You should always have something in place to try and protect your Joomla setup from brute force attacks. These attacks are where a script or cracked website continually tries to login either through the front or the admin area of your site.
If you install something such as the Brute Force Stop extension or the security options in sh404sef then you can usually deny entry.
The downside to this is server load. Each time a login attempt is made there is a call to the server and your Joomla install. For the admin login it's far better to stop attempts before they get to the Joomla login system. You can't really use this system on the front of the site though as no-one will be able to access it!

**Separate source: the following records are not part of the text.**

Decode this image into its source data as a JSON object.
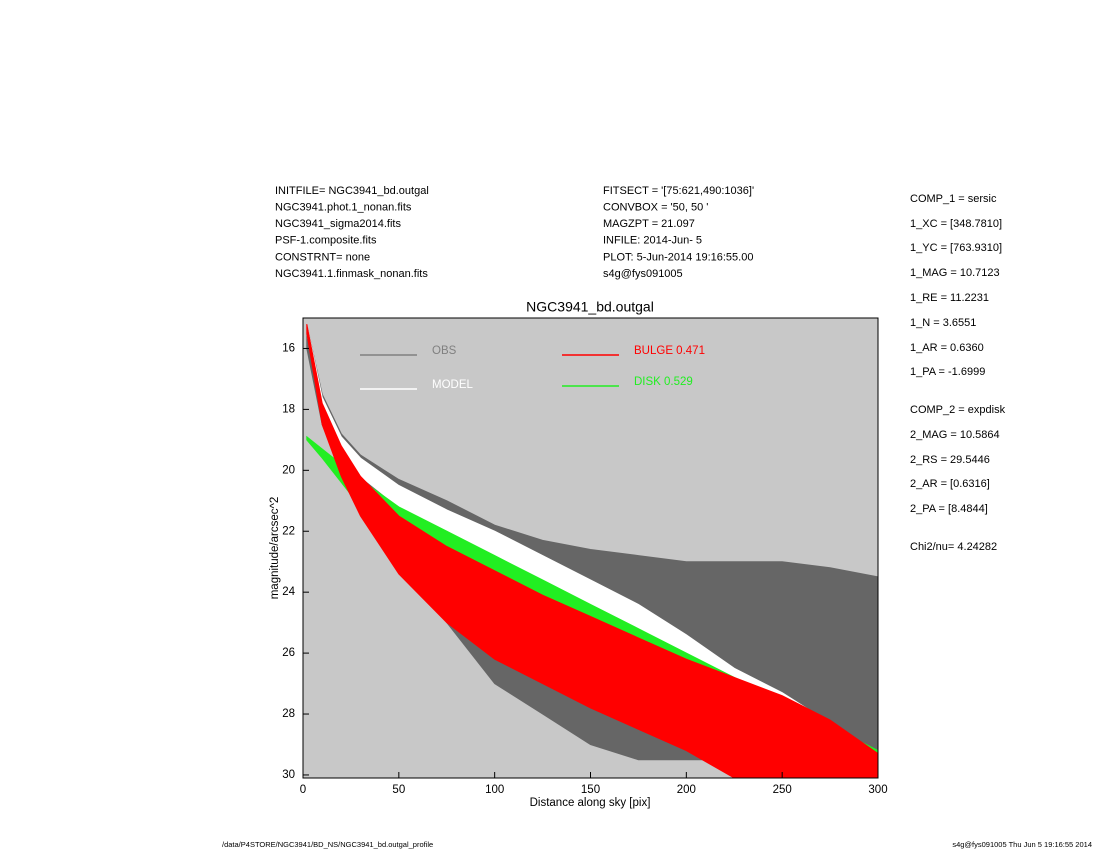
{
  "chart_data": {
    "type": "band",
    "title": "NGC3941_bd.outgal",
    "xlabel": "Distance along sky [pix]",
    "ylabel": "magnitude/arcsec^2",
    "header_left": [
      "INITFILE= NGC3941_bd.outgal",
      "NGC3941.phot.1_nonan.fits",
      "NGC3941_sigma2014.fits",
      "PSF-1.composite.fits",
      "CONSTRNT= none",
      "NGC3941.1.finmask_nonan.fits"
    ],
    "header_mid": [
      "FITSECT = '[75:621,490:1036]'",
      "CONVBOX = '50, 50  '",
      "MAGZPT =              21.097",
      "INFILE: 2014-Jun- 5",
      "PLOT:  5-Jun-2014 19:16:55.00",
      "s4g@fys091005"
    ],
    "params": [
      "COMP_1  = sersic",
      "1_XC     = [348.7810]",
      "1_YC     = [763.9310]",
      "1_MAG   = 10.7123",
      "1_RE     = 11.2231",
      "1_N      = 3.6551",
      "1_AR     = 0.6360",
      "1_PA     = -1.6999",
      "COMP_2  = expdisk",
      "2_MAG   = 10.5864",
      "2_RS     = 29.5446",
      "2_AR     = [0.6316]",
      "2_PA     = [8.4844]",
      "Chi2/nu=      4.24282"
    ],
    "footer_left": "/data/P4STORE/NGC3941/BD_NS/NGC3941_bd.outgal_profile",
    "footer_right": "s4g@fys091005  Thu Jun  5 19:16:55 2014",
    "x": [
      2,
      10,
      20,
      30,
      50,
      75,
      100,
      125,
      150,
      175,
      200,
      225,
      250,
      275,
      300
    ],
    "series": [
      {
        "name": "OBS",
        "color": "#666666",
        "legend_color": "#808080",
        "values": [
          15.2,
          17.5,
          18.8,
          19.5,
          20.3,
          21.0,
          21.8,
          22.3,
          22.6,
          22.8,
          23.0,
          23.0,
          23.0,
          23.2,
          23.5
        ],
        "faint": [
          16.0,
          18.5,
          20.0,
          21.0,
          22.5,
          25.0,
          27.0,
          28.0,
          29.0,
          29.5,
          29.5,
          29.5,
          29.0,
          28.5,
          29.5
        ]
      },
      {
        "name": "MODEL",
        "color": "#ffffff",
        "legend_color": "#ffffff",
        "values": [
          15.2,
          17.6,
          18.9,
          19.6,
          20.5,
          21.3,
          22.0,
          22.8,
          23.6,
          24.4,
          25.4,
          26.5,
          27.3,
          28.3,
          29.5
        ],
        "faint": [
          15.5,
          18.0,
          19.3,
          20.2,
          21.2,
          22.1,
          22.9,
          23.7,
          24.6,
          25.5,
          26.4,
          27.3,
          28.1,
          29.0,
          29.9
        ]
      },
      {
        "name": "DISK  0.529",
        "color": "#22ee22",
        "legend_color": "#22ee22",
        "values": [
          18.9,
          19.3,
          19.8,
          20.3,
          21.2,
          22.0,
          22.8,
          23.6,
          24.4,
          25.2,
          26.0,
          26.8,
          27.6,
          28.4,
          29.2
        ],
        "faint": [
          19.0,
          19.6,
          20.4,
          21.2,
          22.6,
          24.0,
          25.2,
          26.2,
          27.2,
          28.2,
          29.1,
          29.8,
          30.1,
          30.1,
          30.1
        ]
      },
      {
        "name": "BULGE  0.471",
        "color": "#ff0000",
        "legend_color": "#ff0000",
        "values": [
          15.2,
          17.8,
          19.2,
          20.2,
          21.5,
          22.5,
          23.3,
          24.1,
          24.8,
          25.5,
          26.2,
          26.8,
          27.4,
          28.2,
          29.3
        ],
        "faint": [
          15.5,
          18.5,
          20.2,
          21.5,
          23.4,
          25.0,
          26.2,
          27.0,
          27.8,
          28.5,
          29.2,
          30.1,
          30.1,
          30.1,
          30.1
        ]
      }
    ],
    "xlim": [
      0,
      300
    ],
    "xticks": [
      0,
      50,
      100,
      150,
      200,
      250,
      300
    ],
    "ylim": [
      30.1,
      15.0
    ],
    "yticks": [
      16,
      18,
      20,
      22,
      24,
      26,
      28,
      30
    ],
    "background": "#c8c8c8"
  }
}
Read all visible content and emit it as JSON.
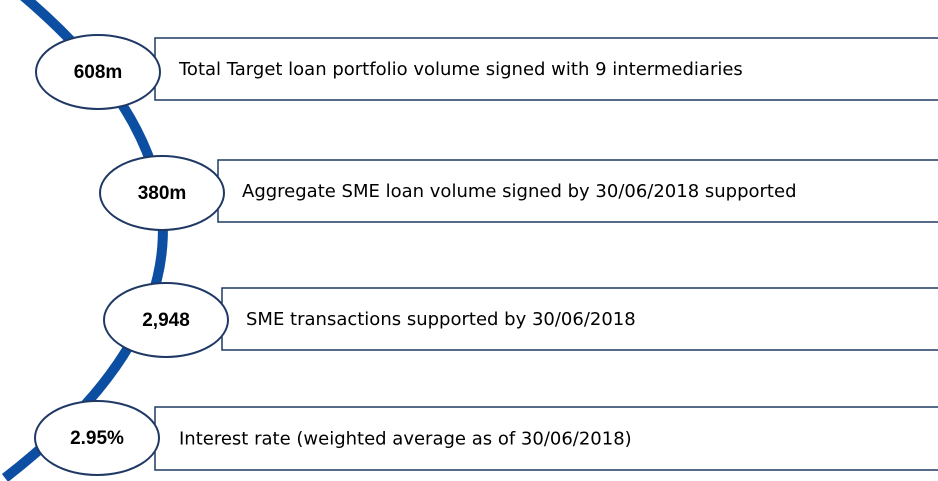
{
  "items": [
    {
      "value": "608m",
      "text": "Total Target loan portfolio volume signed with 9 intermediaries"
    },
    {
      "value": "380m",
      "text": "Aggregate SME loan volume signed by 30/06/2018 supported"
    },
    {
      "value": "2,948",
      "text": "SME transactions supported by 30/06/2018"
    },
    {
      "value": "2.95%",
      "text": "Interest rate (weighted average as of 30/06/2018)"
    }
  ]
}
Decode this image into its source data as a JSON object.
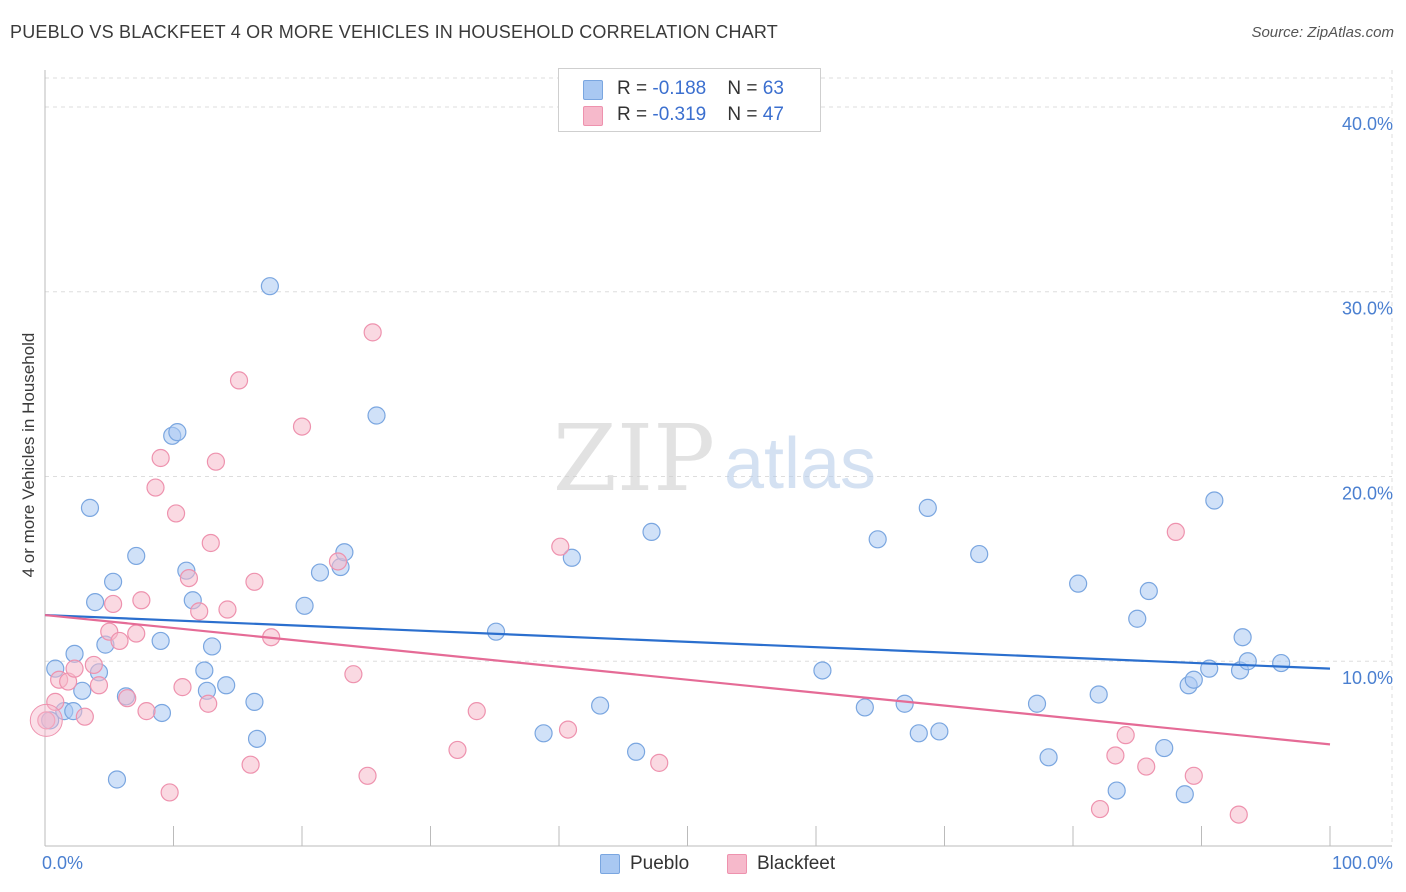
{
  "title": "PUEBLO VS BLACKFEET 4 OR MORE VEHICLES IN HOUSEHOLD CORRELATION CHART",
  "source": "Source: ZipAtlas.com",
  "watermark": {
    "zip": "ZIP",
    "atlas": "atlas"
  },
  "legend": {
    "rows": [
      {
        "r_label": "R = ",
        "r_value": "-0.188",
        "n_label": "N = ",
        "n_value": "63"
      },
      {
        "r_label": "R = ",
        "r_value": "-0.319",
        "n_label": "N = ",
        "n_value": "47"
      }
    ]
  },
  "colors": {
    "pueblo_fill": "#a9c8f2",
    "pueblo_stroke": "#7aa6e0",
    "pueblo_line": "#2b6fce",
    "blackfeet_fill": "#f6b9cb",
    "blackfeet_stroke": "#ee92ae",
    "blackfeet_line": "#e56b96",
    "tick_text": "#4a7fd0",
    "grid": "#dddddd"
  },
  "chart_data": {
    "type": "scatter",
    "title": "PUEBLO VS BLACKFEET 4 OR MORE VEHICLES IN HOUSEHOLD CORRELATION CHART",
    "xlabel": "",
    "ylabel": "4 or more Vehicles in Household",
    "xlim": [
      0,
      100
    ],
    "ylim": [
      0,
      42
    ],
    "x_tick_labels": [
      "0.0%",
      "100.0%"
    ],
    "y_ticks": [
      10,
      20,
      30,
      40
    ],
    "y_tick_labels": [
      "10.0%",
      "20.0%",
      "30.0%",
      "40.0%"
    ],
    "grid": true,
    "legend_position": "top-center",
    "series": [
      {
        "name": "Pueblo",
        "points": [
          [
            0.4,
            6.8
          ],
          [
            0.8,
            9.6
          ],
          [
            1.5,
            7.3
          ],
          [
            2.2,
            7.3
          ],
          [
            2.3,
            10.4
          ],
          [
            2.9,
            8.4
          ],
          [
            3.5,
            18.3
          ],
          [
            3.9,
            13.2
          ],
          [
            4.2,
            9.4
          ],
          [
            4.7,
            10.9
          ],
          [
            5.3,
            14.3
          ],
          [
            5.6,
            3.6
          ],
          [
            6.3,
            8.1
          ],
          [
            7.1,
            15.7
          ],
          [
            9.0,
            11.1
          ],
          [
            9.1,
            7.2
          ],
          [
            9.9,
            22.2
          ],
          [
            10.3,
            22.4
          ],
          [
            11.0,
            14.9
          ],
          [
            11.5,
            13.3
          ],
          [
            12.4,
            9.5
          ],
          [
            12.6,
            8.4
          ],
          [
            13.0,
            10.8
          ],
          [
            14.1,
            8.7
          ],
          [
            16.5,
            5.8
          ],
          [
            17.5,
            30.3
          ],
          [
            16.3,
            7.8
          ],
          [
            20.2,
            13.0
          ],
          [
            21.4,
            14.8
          ],
          [
            23.0,
            15.1
          ],
          [
            23.3,
            15.9
          ],
          [
            25.8,
            23.3
          ],
          [
            35.1,
            11.6
          ],
          [
            38.8,
            6.1
          ],
          [
            41.0,
            15.6
          ],
          [
            43.2,
            7.6
          ],
          [
            46.0,
            5.1
          ],
          [
            47.2,
            17.0
          ],
          [
            60.5,
            9.5
          ],
          [
            63.8,
            7.5
          ],
          [
            64.8,
            16.6
          ],
          [
            66.9,
            7.7
          ],
          [
            68.0,
            6.1
          ],
          [
            68.7,
            18.3
          ],
          [
            69.6,
            6.2
          ],
          [
            72.7,
            15.8
          ],
          [
            77.2,
            7.7
          ],
          [
            78.1,
            4.8
          ],
          [
            80.4,
            14.2
          ],
          [
            82.0,
            8.2
          ],
          [
            83.4,
            3.0
          ],
          [
            85.0,
            12.3
          ],
          [
            85.9,
            13.8
          ],
          [
            87.1,
            5.3
          ],
          [
            88.7,
            2.8
          ],
          [
            89.0,
            8.7
          ],
          [
            89.4,
            9.0
          ],
          [
            90.6,
            9.6
          ],
          [
            91.0,
            18.7
          ],
          [
            93.0,
            9.5
          ],
          [
            93.2,
            11.3
          ],
          [
            93.6,
            10.0
          ],
          [
            96.2,
            9.9
          ]
        ]
      },
      {
        "name": "Blackfeet",
        "points": [
          [
            0.1,
            6.8
          ],
          [
            0.8,
            7.8
          ],
          [
            1.1,
            9.0
          ],
          [
            1.8,
            8.9
          ],
          [
            2.3,
            9.6
          ],
          [
            3.1,
            7.0
          ],
          [
            3.8,
            9.8
          ],
          [
            4.2,
            8.7
          ],
          [
            5.0,
            11.6
          ],
          [
            5.3,
            13.1
          ],
          [
            5.8,
            11.1
          ],
          [
            6.4,
            8.0
          ],
          [
            7.1,
            11.5
          ],
          [
            7.5,
            13.3
          ],
          [
            7.9,
            7.3
          ],
          [
            8.6,
            19.4
          ],
          [
            9.0,
            21.0
          ],
          [
            9.7,
            2.9
          ],
          [
            10.2,
            18.0
          ],
          [
            10.7,
            8.6
          ],
          [
            11.2,
            14.5
          ],
          [
            12.0,
            12.7
          ],
          [
            12.7,
            7.7
          ],
          [
            12.9,
            16.4
          ],
          [
            13.3,
            20.8
          ],
          [
            14.2,
            12.8
          ],
          [
            15.1,
            25.2
          ],
          [
            16.0,
            4.4
          ],
          [
            16.3,
            14.3
          ],
          [
            17.6,
            11.3
          ],
          [
            20.0,
            22.7
          ],
          [
            22.8,
            15.4
          ],
          [
            24.0,
            9.3
          ],
          [
            25.1,
            3.8
          ],
          [
            25.5,
            27.8
          ],
          [
            32.1,
            5.2
          ],
          [
            33.6,
            7.3
          ],
          [
            40.1,
            16.2
          ],
          [
            40.7,
            6.3
          ],
          [
            47.8,
            4.5
          ],
          [
            82.1,
            2.0
          ],
          [
            83.3,
            4.9
          ],
          [
            84.1,
            6.0
          ],
          [
            85.7,
            4.3
          ],
          [
            88.0,
            17.0
          ],
          [
            89.4,
            3.8
          ],
          [
            92.9,
            1.7
          ]
        ]
      }
    ],
    "trend_lines": [
      {
        "series": "Pueblo",
        "x": [
          0,
          100
        ],
        "y": [
          12.5,
          9.6
        ]
      },
      {
        "series": "Blackfeet",
        "x": [
          0,
          100
        ],
        "y": [
          12.5,
          5.5
        ]
      }
    ]
  }
}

To protect the admin area you need to password protect the administrator directory. There are a number of ways to do this:
- You could use the Password Protect Directories function in your cPanel
- You could use the Password Protect Administrator button in Akeeba's Admin Tools
- You could use a desktop application like Website Access Manager from CoffeeCup
- You could roll your sleeves up and code away in the relevant .htaccess and .htpassword files
Any of these ways will do it but I think Akeeba's Admin Tools is by far the easiest.
However, depending upon how your server is set up you may come across the dreaded 404 Error when you password protect the administrator directory. As soon as you set the protection you're dumped to the front page of your website with a 404 error. Not good. The solution is to make an adjustment to the .htaccess file in the root directory, not the administrator directory!
All you need to do is to drop this code in before the rewrite engine on code:
ErrorDocument 401 ./error.html
ErrorDocument 403 ./error.html
Hopefully if you do come across this issue then this will provide a very simple fix. If not then perhaps reply to this post and share your solution.